As president, Hennessey plans to focus on enhancing the association’s profile with the legislature and within the business community with a special focus on judicial and administration of justice issues.
The NCADA serves as a leading resource organization for civil defense trial attorneys in North Carolina and promotes the exchange of information, ideas and litigation techniques to strengthen the practice and enhance the knowledge of lawyers defending individuals and businesses in the state.
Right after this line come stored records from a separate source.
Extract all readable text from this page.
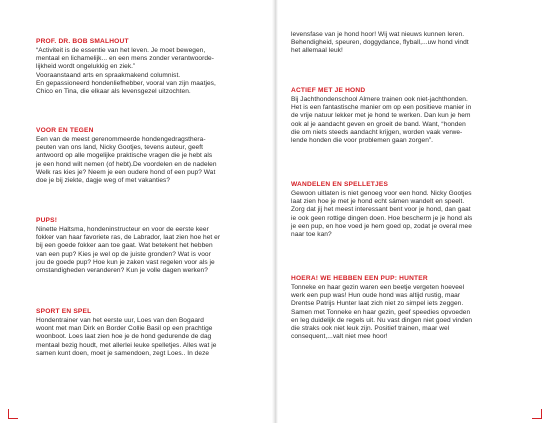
PROF. DR. BOB SMALHOUT
“Activiteit is de essentie van het leven. Je moet bewegen,
mentaal en lichamelijk... en een mens zonder verantwoorde-
lijkheid wordt ongelukkig en ziek.”
Vooraanstaand arts en spraakmakend columnist.
En gepassioneerd hondenliefhebber, vooral van zijn maatjes,
Chico en Tina, die elkaar als levensgezel uitzochten.
VOOR EN TEGEN
Een van de meest gerenommeerde hondengedragsthera-
peuten van ons land, Nicky Gootjes, tevens auteur, geeft
antwoord op alle mogelijke praktische vragen die je hebt als
je een hond wilt nemen (of hebt).De voordelen en de nadelen
Welk ras kies je? Neem je een oudere hond of een pup? Wat
doe je bij ziekte, dagje weg of met vakanties?
PUPS!
Ninette Haltsma, hondeninstructeur en voor de eerste keer
fokker van haar favoriete ras, de Labrador, laat zien hoe het er
bij een goede fokker aan toe gaat. Wat betekent het hebben
van een pup? Kies je wel op de juiste gronden? Wat is voor
jou de goede pup? Hoe kun je zaken vast regelen voor als je
omstandigheden veranderen? Kun je volle dagen werken?
SPORT EN SPEL
Hondentrainer van het eerste uur, Loes van den Bogaard
woont met man Dirk en Border Collie Basil op een prachtige
woonboot. Loes laat zien hoe je de hond gedurende de dag
mentaal bezig houdt, met allerlei leuke spelletjes. Alles wat je
samen kunt doen, moet je samendoen, zegt Loes.. In deze
levensfase van je hond hoor! Wij wat nieuws kunnen leren.
Behendigheid, speuren, doggydance, flyball,...uw hond vindt
het allemaal leuk!
ACTIEF MET JE HOND
Bij Jachthondenschool Almere trainen ook niet-jachthonden.
Het is een fantastische manier om op een positieve manier in
de vrije natuur lekker met je hond te werken. Dan kun je hem
ook al je aandacht geven en groeit de band. Want, “honden
die om niets steeds aandacht krijgen, worden vaak verwe-
lende honden die voor problemen gaan zorgen”.
WANDELEN EN SPELLETJES
Gewoon uitlaten is niet genoeg voor een hond. Nicky Gootjes
laat zien hoe je met je hond echt sámen wandelt en speelt.
Zorg dat jij het meest interessant bent voor je hond, dan gaat
ie ook geen rottige dingen doen. Hoe bescherm je je hond als
je een pup, en hoe voed je hem goed op, zodat je overal mee
naar toe kan?
HOERA! WE HEBBEN EEN PUP: HUNTER
Tonneke en haar gezin waren een beetje vergeten hoeveel
werk een pup was! Hun oude hond was altijd rustig, maar
Drentse Patrijs Hunter laat zich niet zo simpel iets zeggen.
Samen met Tonneke en haar gezin, geef speedies opvoeden
en leg duidelijk de regels uit. Nu vast dingen niet goed vinden
die straks ook niet leuk zijn. Positief trainen, maar wel
consequent,...valt niet mee hoor!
The NCADA has a membership of nearly 1,000 individuals whose practices range from general liability, workers' compensation and medical malpractice defense to product liability, commercial litigation, labor and employment, construction and local government law.
Hennessey’s litigation practice includes the representation of claimants and defendants in construction, corporate and other business-related litigation. He has represented clients in diverse industries such as real estate development, construction contracting, investment banking, hedge and other investment fund management, and transportation.
Hennessey has served as lead or co-lead counsel in jury trials as well as matters tried to the bench or to arbitration panels and is regularly involved as lead counsel in cases before the North Carolina Business Court. In addition, he regularly advises and represents clients in the negotiation of construction and other commercial contracts as well as corporate governance documents.
Hennessey earned his law degree from Cornell University where he was note editor of the Cornell International Law Journal. He received his Bachelor of Arts cum laude from Dartmouth College. Before joining Robinson Bradshaw in 1989, Hennessey served as a law clerk to the Honorable Sam J. Ervin, Chief Judge of the U.S. Court of Appeals for the Fourth Circuit.